While both the FLA and the WRC share the common goal of eliminating the sweatshops that are used to manufacture clothing, the WRC is mainly an organization of students and workers and the FLA is a subgroup of the White House Apparel Industry Parrtnership. The FLA consists of companies, trade unions, human rights and religious groups.

“Both groups have their critics. [Proponents] of the WRC feel that the FLA is too mixed up with manufactures to accomplish anything while supporters of the FLA feel that the WRC needs more involvement with manufactures to achieve their goals,” said Joseph Appleyard, SJ and Vice President of Mission and Ministry.

The WRC Web site states that the group is “a non-profit organization that supports and verifies license compliance with production codes of conduct.”

The member colleges and universities developed the codes of conduct that the WRC tries to enforce.

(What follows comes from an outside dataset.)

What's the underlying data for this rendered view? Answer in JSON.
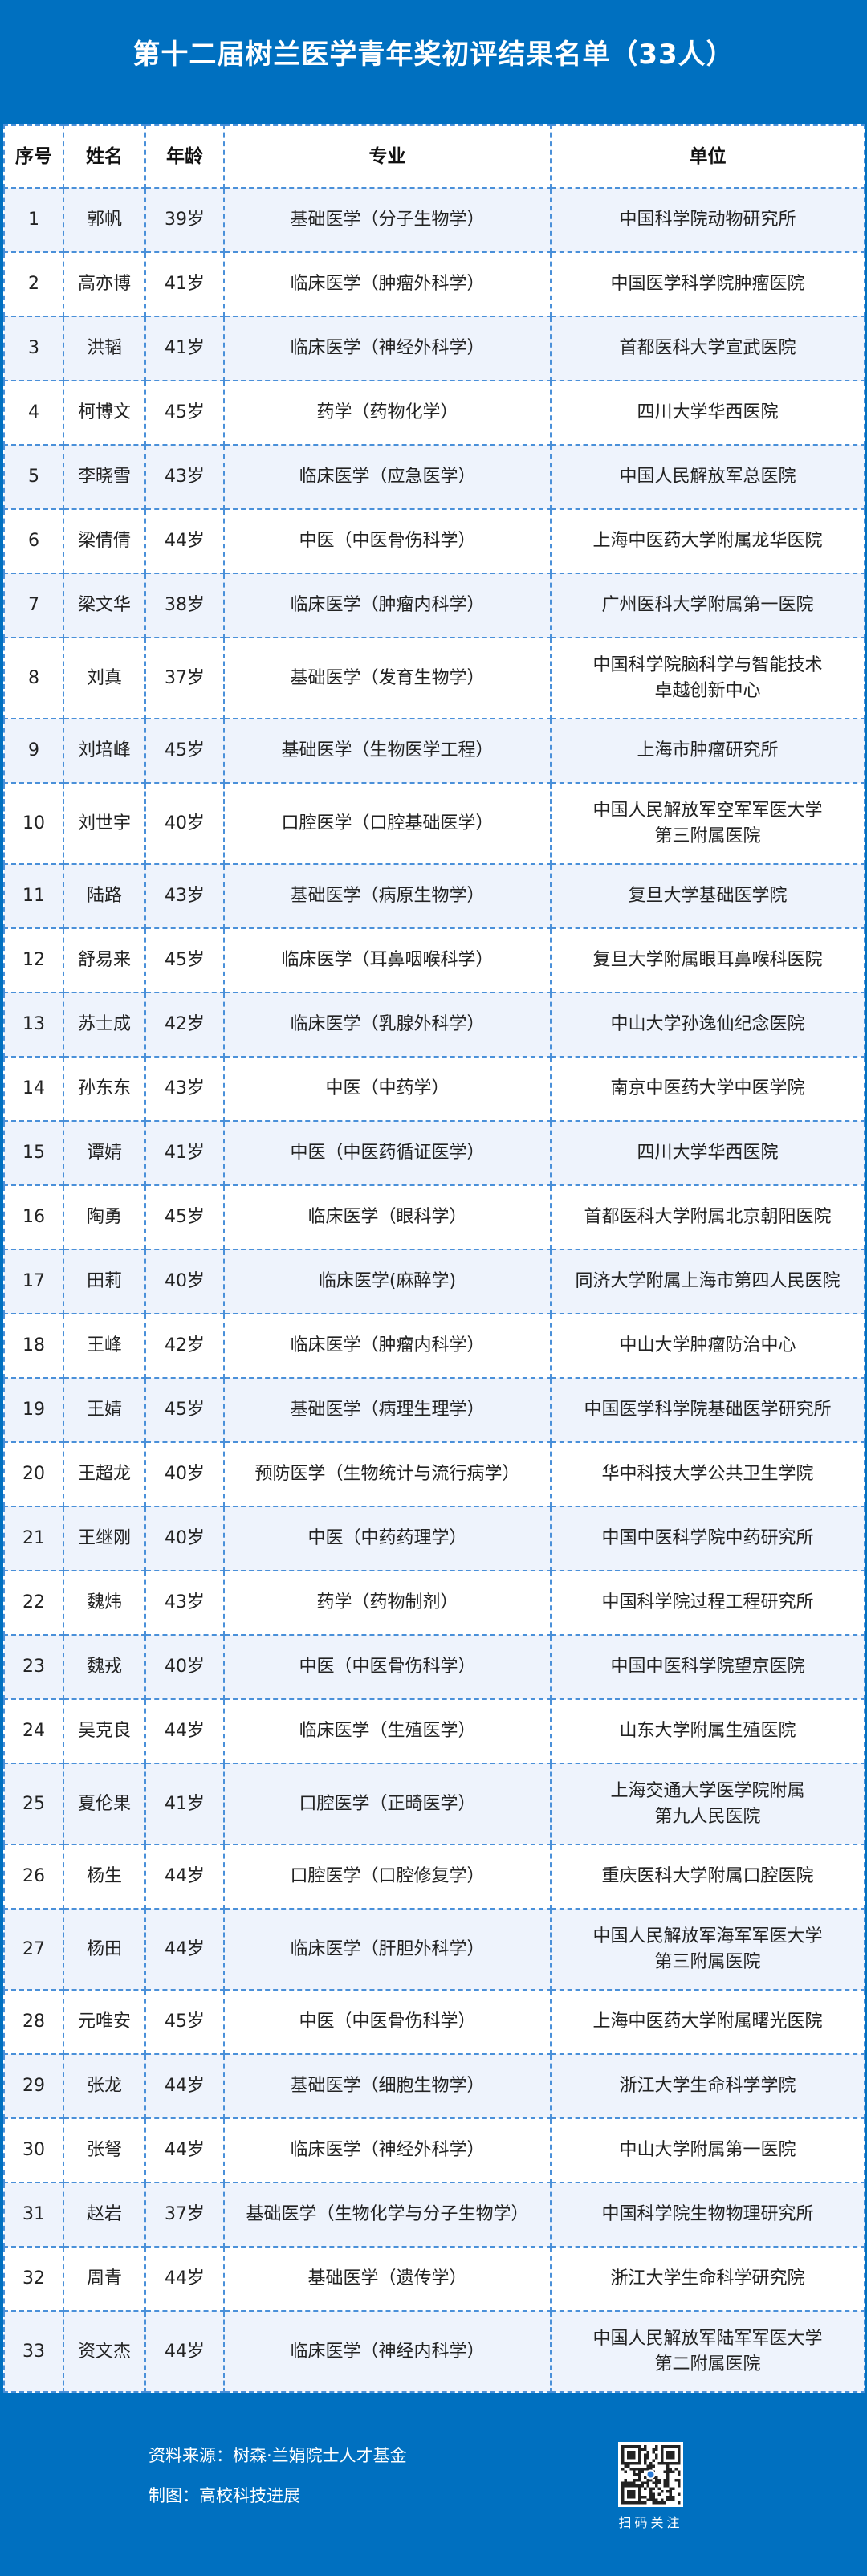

The WRC is also trying to establish a network of local organizations where the licensed goods are produced, in order to provide workers with a place to learn what their rights are as well as to confidentially report conditions.

The WRC operates on the principle that it is “the university’s role to define expected standards for treatment of workers and to hold licensees accountable … When abusive conditions at a particular worksite are exposed to public view, the licensee company has an obligation to correct conditions … Failure to abide by this principle should be seen by universities as a serious violation.”

“There are those who are skeptical about both groups, but for different reasons. For now, it seems like a good idea to stay in both groups and allow them each to try their respective approaches,” Appleyard said.

BC will send representatives to an organizational meeting of the WRC in New York City on Friday.

The representatives are comprised of two students and one faculty member or administrator. Students who want to become involved with the sweatshop issue on campus should contact BC Peace and Justice.